ELSIE SURENA – On survit au chagrin et on recommence

Marie-Léontine Tsibinda Bilombo

ELSIE SURENA – On survit au chagrin et on recommence

ELSIE SURENA

À la question « Qui êtes-vous? » Elsie Surena répond : « Quelle que soit ma réponse, pas moyen de lui éviter une allure réductrice. Je m’en tiendrai donc au plus simple. Je suis une artiste afro-latine née en 1956 à Port-au-Prince, Haïti, mais établie au Canada depuis 2010. » 

Amours jaunies suivi de Miscellanées est un recueil de poésie, rempli de douceur, de mélancolie, de douleur et de nostalgie.

L’amour est comme une drogue qui nous déconstruit quand il s’en va et laisse  des poussières d’étoiles qui illuminent les souvenirs

Un goéland effleure la douce enflure

Des vagues qui s’entremêlent

Je ne peux tourner dos à cette plage

Jadis témoin de nos doigts tressés

Qu’importe la distance

Si je t’aime comme il y a vingt ans

Le cœur ne connait qu’une saison

Le temps d’aimer

Vous écrivez et publiez poésie, récits, nouvelles avec aisance : comment vous est venue l’idée de pratiquer ces genres? Des romans aussi dans vos tiroirs?

Lorsque j’ai envisagé d’écrire, après une enfance et une adolescence nourries de toutes sortes de lectures, je pensais roman. Pour une obscure raison, la poésie m’en a détournée. J’avoue ne lui avoir opposé aucune résistance. J’ai développé une curiosité pour les genres brefs au long des jours car je suis une aventureuse. J’aime me lancer des défis et voir ce que je peux faire d’autre. Toutefois, repensant au roman ces derniers temps, je n’arrive pas encore à me convaincre qu’il faille emprunter ce chemin « montant, sablonneux, malaisé ». Il est vrai que je ne crois pas non plus qu’on ne soit une vraie écrivaine qu’en signant des romans, comme certaines personnes me l’ont donné à entendre.

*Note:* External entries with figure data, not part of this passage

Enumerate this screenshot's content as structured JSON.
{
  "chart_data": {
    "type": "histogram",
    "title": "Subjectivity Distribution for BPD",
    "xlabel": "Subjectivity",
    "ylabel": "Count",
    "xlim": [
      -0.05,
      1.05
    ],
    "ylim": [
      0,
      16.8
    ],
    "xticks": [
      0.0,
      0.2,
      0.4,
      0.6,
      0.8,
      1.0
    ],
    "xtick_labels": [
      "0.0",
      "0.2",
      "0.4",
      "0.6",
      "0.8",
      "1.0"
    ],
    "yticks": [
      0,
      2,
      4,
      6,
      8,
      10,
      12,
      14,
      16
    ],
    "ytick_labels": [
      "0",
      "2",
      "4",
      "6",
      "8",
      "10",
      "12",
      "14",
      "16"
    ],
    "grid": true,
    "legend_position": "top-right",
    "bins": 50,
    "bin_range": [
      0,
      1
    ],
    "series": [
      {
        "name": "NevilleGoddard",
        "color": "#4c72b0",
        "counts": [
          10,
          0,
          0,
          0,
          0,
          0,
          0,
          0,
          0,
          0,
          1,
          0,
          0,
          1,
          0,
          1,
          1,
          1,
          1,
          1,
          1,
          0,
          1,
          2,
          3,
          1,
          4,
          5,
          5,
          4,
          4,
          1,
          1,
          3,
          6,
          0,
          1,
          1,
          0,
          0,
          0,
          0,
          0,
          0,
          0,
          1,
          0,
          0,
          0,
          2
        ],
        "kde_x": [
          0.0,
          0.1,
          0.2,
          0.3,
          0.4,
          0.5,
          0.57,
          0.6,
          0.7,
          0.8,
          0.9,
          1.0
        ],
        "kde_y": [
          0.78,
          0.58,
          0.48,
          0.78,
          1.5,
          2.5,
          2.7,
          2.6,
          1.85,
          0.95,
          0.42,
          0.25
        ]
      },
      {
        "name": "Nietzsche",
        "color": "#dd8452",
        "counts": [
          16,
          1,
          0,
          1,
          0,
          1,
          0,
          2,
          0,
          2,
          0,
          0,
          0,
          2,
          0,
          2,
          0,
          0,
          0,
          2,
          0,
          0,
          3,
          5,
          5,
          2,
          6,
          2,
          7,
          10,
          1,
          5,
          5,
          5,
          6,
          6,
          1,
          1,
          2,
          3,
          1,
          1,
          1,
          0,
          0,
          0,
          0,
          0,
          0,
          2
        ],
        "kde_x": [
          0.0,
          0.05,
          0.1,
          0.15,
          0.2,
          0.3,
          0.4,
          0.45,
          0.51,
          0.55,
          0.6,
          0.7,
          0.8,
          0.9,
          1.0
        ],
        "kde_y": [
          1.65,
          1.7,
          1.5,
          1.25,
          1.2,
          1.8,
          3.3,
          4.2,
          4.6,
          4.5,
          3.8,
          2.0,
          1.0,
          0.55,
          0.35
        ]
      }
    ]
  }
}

Vous êtes une polyglotte accomplie (français, anglais, créole etc.) : apprendre une langue est-il une occupation familière ou une autre façon pour vous de mieux comprendre et partager vos découvertes du monde?

Là, je n’ai vraiment pas fait exprès; j’ai suivi la pente de l’eau. En effet, j’a passé ma prime enfance à côté d’un beau-père européen, un fonctionnaire des Nations-Unies qui pratiquait sept langues et voyageait souvent.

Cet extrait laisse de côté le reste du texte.